Tuesday, May 24, 2011

Of being happy

actually..i swear to myself i want to do things that make me happy, and make happy my priority when i come back from prague.. yes, why do we have to be troubled by such a lot of things, and many times we forget what's life for.

almost one and a half year after, today i realized i no longer think the same..or i already forgotten that: do things that make me happy.
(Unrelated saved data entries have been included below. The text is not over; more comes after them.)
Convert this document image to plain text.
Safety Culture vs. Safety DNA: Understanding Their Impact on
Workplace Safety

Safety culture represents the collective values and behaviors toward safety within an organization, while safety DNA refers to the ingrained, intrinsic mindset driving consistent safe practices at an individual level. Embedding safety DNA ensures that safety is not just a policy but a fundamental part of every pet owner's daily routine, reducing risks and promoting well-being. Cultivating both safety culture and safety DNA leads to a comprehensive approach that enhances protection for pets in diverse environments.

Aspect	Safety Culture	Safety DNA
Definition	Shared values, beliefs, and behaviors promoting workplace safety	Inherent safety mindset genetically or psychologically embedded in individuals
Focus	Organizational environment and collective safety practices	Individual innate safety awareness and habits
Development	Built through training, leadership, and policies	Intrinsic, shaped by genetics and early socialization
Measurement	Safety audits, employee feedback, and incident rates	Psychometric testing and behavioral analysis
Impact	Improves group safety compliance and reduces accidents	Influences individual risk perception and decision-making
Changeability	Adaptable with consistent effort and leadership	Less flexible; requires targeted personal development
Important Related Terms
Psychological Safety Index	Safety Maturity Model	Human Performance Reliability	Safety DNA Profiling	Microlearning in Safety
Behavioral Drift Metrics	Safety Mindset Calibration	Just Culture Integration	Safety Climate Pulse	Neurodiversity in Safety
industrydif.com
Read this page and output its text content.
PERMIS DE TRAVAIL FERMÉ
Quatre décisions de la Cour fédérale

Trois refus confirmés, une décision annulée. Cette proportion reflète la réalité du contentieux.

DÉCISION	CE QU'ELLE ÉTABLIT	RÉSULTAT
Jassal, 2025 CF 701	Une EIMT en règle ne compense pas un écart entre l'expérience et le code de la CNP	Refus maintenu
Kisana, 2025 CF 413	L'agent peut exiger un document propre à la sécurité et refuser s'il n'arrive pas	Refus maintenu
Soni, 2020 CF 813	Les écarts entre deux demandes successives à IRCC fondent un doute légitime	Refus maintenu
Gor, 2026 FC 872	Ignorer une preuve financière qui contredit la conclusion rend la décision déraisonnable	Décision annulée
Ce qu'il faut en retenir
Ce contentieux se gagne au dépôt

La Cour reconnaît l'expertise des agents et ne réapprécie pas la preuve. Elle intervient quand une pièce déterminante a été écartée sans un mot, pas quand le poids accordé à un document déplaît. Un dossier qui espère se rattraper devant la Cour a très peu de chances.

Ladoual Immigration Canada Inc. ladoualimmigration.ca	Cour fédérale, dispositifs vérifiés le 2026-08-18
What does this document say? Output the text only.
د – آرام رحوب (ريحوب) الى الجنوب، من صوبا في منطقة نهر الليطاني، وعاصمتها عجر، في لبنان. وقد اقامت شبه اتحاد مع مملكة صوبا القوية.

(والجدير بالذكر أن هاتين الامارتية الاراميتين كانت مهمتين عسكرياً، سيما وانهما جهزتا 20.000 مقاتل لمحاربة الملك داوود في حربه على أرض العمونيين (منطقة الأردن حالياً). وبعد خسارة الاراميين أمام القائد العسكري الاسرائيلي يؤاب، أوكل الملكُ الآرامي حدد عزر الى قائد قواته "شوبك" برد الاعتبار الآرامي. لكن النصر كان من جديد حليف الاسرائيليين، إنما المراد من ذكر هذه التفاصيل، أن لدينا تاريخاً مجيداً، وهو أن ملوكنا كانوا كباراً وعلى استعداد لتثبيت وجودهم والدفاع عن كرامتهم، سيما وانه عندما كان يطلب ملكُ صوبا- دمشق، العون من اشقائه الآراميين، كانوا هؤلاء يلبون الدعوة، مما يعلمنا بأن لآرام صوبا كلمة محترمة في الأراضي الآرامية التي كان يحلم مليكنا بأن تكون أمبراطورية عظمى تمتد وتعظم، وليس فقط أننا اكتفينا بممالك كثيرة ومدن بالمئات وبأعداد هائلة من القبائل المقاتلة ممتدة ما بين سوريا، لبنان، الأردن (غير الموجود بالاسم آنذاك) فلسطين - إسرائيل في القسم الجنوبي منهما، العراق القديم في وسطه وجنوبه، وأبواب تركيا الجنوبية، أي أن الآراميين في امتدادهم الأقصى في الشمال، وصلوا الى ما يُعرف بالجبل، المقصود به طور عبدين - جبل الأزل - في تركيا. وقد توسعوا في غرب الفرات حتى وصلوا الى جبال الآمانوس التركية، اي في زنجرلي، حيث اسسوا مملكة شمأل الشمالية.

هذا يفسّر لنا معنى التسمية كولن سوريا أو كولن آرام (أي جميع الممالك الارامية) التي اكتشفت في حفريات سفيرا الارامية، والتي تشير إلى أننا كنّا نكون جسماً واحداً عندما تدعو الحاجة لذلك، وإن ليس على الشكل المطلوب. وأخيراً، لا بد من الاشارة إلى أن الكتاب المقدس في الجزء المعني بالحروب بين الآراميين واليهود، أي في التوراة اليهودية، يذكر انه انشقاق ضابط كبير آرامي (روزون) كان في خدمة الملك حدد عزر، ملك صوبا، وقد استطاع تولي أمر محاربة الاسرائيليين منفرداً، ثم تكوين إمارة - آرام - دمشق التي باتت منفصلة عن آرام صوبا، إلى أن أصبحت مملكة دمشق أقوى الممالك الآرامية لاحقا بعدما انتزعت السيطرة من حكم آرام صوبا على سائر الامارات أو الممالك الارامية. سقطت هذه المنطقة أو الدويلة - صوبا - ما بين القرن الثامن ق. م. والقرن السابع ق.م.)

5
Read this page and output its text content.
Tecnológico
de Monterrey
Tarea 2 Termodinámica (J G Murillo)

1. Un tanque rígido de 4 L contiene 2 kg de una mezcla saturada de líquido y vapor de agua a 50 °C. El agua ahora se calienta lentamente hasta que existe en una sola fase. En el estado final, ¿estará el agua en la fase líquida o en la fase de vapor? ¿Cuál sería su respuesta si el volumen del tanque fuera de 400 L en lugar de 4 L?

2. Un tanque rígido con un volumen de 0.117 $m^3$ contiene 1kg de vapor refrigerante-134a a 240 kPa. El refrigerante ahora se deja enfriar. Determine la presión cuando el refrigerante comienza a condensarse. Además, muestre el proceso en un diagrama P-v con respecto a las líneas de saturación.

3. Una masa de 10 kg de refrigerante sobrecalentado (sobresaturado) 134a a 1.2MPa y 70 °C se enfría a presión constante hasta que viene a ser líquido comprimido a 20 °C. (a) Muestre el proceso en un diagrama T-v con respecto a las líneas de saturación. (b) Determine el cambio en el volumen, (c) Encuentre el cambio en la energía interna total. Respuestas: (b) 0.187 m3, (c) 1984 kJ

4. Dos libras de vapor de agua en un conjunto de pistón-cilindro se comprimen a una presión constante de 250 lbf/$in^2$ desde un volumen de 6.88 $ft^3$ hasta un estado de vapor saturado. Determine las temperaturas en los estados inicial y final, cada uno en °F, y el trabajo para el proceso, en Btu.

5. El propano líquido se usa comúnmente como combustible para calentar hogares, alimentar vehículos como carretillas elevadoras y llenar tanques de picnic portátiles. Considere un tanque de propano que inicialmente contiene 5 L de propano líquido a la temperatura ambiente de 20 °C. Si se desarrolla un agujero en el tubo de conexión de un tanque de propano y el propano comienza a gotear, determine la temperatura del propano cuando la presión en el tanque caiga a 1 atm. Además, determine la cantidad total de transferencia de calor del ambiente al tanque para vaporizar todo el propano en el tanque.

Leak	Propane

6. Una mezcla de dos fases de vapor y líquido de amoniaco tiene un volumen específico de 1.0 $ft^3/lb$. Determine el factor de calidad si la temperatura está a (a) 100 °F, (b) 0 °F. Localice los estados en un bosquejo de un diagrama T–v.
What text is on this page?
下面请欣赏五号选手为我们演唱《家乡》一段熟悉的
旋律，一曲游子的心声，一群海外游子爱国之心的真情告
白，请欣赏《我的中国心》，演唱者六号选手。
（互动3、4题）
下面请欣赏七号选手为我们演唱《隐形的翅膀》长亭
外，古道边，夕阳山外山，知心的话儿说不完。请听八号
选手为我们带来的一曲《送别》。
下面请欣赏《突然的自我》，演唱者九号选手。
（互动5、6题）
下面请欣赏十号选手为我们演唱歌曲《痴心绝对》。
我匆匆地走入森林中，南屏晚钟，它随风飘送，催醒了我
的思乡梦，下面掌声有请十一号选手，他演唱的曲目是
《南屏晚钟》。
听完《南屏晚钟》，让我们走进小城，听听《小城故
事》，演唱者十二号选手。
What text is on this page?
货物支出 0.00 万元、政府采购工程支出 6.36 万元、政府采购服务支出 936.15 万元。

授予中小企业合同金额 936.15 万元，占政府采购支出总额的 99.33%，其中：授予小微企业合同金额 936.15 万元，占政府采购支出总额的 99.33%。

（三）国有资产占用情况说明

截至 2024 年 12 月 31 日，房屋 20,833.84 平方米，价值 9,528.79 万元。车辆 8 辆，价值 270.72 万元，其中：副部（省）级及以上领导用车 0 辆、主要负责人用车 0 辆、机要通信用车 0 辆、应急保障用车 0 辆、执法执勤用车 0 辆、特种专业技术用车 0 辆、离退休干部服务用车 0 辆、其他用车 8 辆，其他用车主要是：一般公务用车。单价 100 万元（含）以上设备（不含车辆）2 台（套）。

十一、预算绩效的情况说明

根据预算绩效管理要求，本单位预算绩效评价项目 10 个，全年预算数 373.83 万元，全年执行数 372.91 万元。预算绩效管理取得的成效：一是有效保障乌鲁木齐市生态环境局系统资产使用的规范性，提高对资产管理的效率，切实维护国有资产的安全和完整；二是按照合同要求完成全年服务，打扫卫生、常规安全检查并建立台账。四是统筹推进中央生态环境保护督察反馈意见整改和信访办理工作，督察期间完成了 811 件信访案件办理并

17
And the bottomline is always challenged by the things i need to do (rather than i like)

i remembered somewhere in the middle of the thesis, where i thought i cannot finish the project by the given deadline. where can i get more time? the only way is shorten the sleeping time, that is also what every aki student does. then for the first time in the entire aki life, i tell myself that '做thesis要有不死的精神' meaning 我/死/都不能(沒有做完每天該做的)去睡覺....that's the last thing i will do to myself usually, because i hate the feeling of sleep-deprieved. then i start to sleep 3-4 hrs a day, can go on for weeks, and worse during submission..i didn't count, but sleeping was like non-existent..

i didn't care my bottomline anymore. sleeping? eating? everything can be reduced to the minimum...until until now i realize, hi don't i have the right to do what i feel happy to do?

where are those spirits anymore? will i be stuck into this even when i start working? highly likely right...how can one actually LOVE what he does, and do not feel compelled to go to work? will it happen soon or it gonna takes long long time?